= Lynching of Levi Harrington =

African American who was lynched in the U.S.

Levi Harrington (died April 3, 1882) was a young African-American who, on April 3, 1882, was abducted from police custody by a large white mob of several hundred participants and lynched in Kansas City, Missouri, hanged from a beam on the Bluff Street Bridge and shot. This followed the fatal shooting of a police officer, Patrick Jones, earlier that day. The next day another man, George Grant, was accused of the crime, and Harrington was declared innocent. However, the evidence against Grant was so weak that he was reportedly tried and acquitted three times and accepted a 2-year prison sentence in a plea bargain on the fourth trial.
== Accusations against Harrington ==
There were reports at the time that the accusations against Levi Harrington were not befitting his character, as a husband and father to five children living near Kansas City. The plaque commemorating his death described Mr Harrington as being "sober and industrious, saved his money, and cared for his family".

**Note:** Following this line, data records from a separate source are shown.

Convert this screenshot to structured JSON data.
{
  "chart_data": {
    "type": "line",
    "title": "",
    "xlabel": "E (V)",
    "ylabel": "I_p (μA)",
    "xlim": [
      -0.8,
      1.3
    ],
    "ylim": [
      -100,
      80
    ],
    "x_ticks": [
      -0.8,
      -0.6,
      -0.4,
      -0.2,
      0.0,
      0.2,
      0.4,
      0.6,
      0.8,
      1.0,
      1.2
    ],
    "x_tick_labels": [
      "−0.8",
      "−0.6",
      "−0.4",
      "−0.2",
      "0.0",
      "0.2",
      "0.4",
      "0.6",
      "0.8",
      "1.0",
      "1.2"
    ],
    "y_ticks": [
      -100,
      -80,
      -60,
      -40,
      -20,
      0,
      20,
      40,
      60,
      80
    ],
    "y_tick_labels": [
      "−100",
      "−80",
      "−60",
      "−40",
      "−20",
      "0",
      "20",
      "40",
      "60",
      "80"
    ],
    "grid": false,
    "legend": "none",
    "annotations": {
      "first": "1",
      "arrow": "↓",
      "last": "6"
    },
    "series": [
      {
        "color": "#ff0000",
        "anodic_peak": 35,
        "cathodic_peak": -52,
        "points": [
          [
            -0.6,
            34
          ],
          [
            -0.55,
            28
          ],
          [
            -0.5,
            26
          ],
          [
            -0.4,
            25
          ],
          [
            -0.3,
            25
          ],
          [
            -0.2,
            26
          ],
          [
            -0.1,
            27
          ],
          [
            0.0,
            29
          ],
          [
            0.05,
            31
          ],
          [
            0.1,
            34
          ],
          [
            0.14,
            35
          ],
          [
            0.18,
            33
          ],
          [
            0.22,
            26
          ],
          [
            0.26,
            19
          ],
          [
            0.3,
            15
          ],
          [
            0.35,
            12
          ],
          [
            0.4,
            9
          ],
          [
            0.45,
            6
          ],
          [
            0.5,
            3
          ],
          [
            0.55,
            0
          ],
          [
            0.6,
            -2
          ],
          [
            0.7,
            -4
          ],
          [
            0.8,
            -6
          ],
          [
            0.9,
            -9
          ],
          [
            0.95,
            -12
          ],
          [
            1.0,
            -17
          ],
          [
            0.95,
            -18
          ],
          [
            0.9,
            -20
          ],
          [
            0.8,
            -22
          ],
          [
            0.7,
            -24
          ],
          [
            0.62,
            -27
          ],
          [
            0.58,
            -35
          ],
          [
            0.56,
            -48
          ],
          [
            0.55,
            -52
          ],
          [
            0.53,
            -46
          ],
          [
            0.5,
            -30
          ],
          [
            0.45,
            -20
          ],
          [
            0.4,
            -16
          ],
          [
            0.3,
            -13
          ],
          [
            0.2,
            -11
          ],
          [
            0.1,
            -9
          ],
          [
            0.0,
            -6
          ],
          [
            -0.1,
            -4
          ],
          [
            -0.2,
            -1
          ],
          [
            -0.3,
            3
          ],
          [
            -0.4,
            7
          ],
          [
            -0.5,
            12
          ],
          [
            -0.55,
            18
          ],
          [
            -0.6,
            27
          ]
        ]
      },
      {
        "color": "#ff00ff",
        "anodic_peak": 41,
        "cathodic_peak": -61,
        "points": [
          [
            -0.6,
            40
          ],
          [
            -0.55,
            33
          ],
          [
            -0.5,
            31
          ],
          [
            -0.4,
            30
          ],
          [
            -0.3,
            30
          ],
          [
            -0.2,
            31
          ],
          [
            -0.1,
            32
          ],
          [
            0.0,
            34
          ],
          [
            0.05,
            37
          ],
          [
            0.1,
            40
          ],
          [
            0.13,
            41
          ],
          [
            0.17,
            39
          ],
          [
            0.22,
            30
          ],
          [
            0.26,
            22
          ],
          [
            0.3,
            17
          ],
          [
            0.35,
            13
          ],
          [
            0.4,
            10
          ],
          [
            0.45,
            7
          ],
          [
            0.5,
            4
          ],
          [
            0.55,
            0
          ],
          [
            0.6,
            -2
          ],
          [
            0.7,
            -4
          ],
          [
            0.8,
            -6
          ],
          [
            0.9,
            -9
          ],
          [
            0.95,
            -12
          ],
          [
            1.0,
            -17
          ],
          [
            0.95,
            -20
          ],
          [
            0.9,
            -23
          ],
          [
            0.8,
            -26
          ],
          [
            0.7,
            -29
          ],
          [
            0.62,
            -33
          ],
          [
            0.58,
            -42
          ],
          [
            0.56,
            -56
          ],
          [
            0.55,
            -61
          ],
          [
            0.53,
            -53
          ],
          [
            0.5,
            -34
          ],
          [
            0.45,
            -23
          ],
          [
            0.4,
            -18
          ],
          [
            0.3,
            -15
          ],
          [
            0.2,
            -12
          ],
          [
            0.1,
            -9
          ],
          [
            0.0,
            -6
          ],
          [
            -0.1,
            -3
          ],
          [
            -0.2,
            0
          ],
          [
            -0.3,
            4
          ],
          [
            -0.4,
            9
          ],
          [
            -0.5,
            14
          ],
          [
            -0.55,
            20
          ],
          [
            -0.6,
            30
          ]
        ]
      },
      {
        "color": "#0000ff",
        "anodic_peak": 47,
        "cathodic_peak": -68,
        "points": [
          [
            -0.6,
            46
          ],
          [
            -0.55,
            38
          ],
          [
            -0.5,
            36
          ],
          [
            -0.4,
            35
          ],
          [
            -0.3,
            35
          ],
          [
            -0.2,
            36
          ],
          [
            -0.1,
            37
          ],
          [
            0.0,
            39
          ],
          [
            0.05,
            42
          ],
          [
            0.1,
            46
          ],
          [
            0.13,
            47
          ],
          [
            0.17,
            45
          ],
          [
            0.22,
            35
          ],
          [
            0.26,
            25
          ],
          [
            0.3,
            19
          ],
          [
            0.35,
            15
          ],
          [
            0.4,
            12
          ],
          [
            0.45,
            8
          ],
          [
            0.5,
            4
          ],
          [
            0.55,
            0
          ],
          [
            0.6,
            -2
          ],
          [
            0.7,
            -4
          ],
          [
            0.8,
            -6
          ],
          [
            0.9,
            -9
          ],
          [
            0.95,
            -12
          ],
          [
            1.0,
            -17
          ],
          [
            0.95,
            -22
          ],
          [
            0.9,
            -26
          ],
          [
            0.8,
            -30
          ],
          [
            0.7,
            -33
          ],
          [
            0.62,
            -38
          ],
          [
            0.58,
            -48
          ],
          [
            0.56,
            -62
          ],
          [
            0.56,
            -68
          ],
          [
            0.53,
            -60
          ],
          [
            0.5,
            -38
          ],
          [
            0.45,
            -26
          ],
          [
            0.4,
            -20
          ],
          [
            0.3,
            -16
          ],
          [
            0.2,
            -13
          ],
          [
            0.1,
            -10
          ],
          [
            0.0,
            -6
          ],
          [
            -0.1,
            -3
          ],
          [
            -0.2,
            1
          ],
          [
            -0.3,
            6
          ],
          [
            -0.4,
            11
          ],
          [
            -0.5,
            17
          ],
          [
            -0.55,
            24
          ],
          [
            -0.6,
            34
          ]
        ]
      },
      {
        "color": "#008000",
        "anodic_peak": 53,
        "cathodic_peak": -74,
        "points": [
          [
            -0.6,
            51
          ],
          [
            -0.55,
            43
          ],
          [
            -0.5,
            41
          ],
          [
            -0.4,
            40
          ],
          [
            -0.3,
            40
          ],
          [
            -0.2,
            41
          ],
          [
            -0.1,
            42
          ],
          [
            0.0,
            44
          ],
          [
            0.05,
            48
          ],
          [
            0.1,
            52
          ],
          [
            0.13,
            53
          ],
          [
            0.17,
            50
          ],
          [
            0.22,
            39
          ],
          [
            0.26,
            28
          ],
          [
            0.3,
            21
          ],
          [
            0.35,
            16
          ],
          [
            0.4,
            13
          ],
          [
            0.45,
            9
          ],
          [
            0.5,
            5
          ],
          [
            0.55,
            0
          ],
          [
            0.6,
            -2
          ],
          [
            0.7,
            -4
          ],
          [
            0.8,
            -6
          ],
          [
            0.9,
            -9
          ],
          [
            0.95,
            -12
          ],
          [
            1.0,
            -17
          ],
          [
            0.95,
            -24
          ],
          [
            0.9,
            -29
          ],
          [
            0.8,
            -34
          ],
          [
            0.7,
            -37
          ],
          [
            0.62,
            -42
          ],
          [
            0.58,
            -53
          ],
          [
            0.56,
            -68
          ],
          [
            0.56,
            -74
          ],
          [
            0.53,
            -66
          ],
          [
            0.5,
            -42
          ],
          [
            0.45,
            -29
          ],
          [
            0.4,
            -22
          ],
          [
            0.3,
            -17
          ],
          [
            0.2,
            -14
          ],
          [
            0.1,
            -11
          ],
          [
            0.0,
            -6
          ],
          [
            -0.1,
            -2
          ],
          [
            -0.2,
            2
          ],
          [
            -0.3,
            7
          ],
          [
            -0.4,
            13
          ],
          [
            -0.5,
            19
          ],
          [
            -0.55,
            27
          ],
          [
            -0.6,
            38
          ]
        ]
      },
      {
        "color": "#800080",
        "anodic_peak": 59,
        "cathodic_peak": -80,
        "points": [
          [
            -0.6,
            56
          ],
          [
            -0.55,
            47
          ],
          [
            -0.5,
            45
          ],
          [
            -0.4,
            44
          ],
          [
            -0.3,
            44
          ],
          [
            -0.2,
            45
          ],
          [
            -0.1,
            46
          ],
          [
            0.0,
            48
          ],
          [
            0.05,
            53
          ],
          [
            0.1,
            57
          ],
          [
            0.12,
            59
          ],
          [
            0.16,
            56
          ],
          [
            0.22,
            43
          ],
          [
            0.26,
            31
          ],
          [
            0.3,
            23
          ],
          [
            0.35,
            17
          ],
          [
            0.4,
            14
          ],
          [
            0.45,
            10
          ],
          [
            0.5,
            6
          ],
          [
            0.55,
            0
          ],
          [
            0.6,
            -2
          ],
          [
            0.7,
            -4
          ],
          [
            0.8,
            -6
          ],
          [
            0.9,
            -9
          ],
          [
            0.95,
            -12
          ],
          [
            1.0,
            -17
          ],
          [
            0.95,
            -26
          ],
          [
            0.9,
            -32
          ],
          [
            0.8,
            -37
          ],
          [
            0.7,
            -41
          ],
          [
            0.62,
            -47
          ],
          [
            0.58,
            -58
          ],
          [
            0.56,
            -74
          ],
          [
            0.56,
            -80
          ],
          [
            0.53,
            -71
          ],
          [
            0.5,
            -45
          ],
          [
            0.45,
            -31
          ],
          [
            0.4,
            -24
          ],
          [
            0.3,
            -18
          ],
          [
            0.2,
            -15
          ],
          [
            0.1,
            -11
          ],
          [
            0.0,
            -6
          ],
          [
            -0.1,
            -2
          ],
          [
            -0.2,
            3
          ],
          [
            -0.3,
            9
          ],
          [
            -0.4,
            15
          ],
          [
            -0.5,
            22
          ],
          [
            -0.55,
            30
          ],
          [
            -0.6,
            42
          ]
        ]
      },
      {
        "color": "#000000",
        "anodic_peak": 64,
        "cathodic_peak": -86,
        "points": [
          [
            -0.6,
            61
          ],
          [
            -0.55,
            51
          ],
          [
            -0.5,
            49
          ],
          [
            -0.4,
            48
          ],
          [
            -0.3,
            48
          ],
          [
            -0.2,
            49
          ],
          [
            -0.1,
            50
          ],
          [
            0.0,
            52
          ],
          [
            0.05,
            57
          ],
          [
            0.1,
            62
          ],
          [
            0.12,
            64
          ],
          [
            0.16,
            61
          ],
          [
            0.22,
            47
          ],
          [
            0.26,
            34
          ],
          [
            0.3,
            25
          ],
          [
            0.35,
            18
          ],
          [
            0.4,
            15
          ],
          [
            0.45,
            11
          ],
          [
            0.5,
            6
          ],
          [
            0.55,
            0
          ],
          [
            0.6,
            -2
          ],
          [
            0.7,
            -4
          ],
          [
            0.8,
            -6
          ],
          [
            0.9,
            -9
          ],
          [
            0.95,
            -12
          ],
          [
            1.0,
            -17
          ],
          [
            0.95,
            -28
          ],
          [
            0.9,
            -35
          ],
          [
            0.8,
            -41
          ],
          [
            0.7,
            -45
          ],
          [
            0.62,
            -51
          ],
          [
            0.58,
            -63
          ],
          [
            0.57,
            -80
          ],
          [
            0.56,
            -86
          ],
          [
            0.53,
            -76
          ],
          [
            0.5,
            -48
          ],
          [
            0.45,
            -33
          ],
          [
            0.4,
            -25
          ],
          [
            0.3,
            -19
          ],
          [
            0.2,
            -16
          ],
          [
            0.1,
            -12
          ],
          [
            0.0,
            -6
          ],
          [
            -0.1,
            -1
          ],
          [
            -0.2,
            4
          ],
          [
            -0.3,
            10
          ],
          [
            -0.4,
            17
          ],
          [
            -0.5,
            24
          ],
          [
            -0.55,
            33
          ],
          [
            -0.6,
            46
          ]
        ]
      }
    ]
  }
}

Levi Harrington was one of at least 60 African Americans victims of racial terror lynching killed in Missouri between 1877 and 1950.

Another man, George Grant, was captured the same night the lynching took place and charged with the murder of the police officer. In 1884, after hung juries in four separate trials, Grant pleaded guilty to manslaughter and served two years prison before being released. Meanwhile, no one was charged with the murder of Harrington, in spite of having hundreds of witnesses including the officers who were overpowered by the mob.

== 2018 Memorial ==

Harrington was one of almost 4400 racial terror lynchings between 1877 and 1950 in a registry compiled by the National Memorial for Peace and Justice project of the Equal Justice Initiative. A memorial plaque documenting Harrington's lynching is part of this National Memorial for Peace and Justice. It was dedicated in a ceremony Dec. 1, 2018, at the southwest corner of Ermine Chase Jr. Park, at the corner of W. 10th and Summit streets, overlooking the location of the Bluff St. bridge.

Eight months earlier on April 2, 2018, Kansas City Mayor Sly James and other leaders gathered to collect soil from the lynching site and published official acknowledgements of the lynching.

== Community Remembrance Project of Missouri ==
In 2020, in partnership with the Equal Justice Initiative, the Community Remembrance Project of Missouri was formally established by Missourians to work in coordination with communities throughout the state. This project seeks to educate, raise awareness and begin a process of reconciliation for the history of racial injustice concerning African Americans in Missouri.

Beginning in 2018, the Community Remembrance Project of Missouri began collecting jars of soil from lynching sites across the state, with plans to erect more historical markers. As of June 2020, the organization plan has announced plans to establish a permanent exhibit at the Black Archives of Mid-America, located in Kansas City, Missouri, to acknowledge actions racial injustices.

== Vandalism ==

In early 2019 the sign had been defaced with graffiti. On Sunday, June 14, 2020, the plaque was found broken off its pedestal and thrown off a nearby cliff. Rev. Dr. Vernon Howard Jr., the President of the Southern Christian Leadership Conference of Greater Kansas City, was not surprised to hear of the vandalism, citing a resurgence in hate against such black symbols as a revitalised problem. This sort of vandalism reminds us of the need for memorials like this, he added.

According to The Kansas City Star, the sign was removed and believed to have been stolen in early 2026.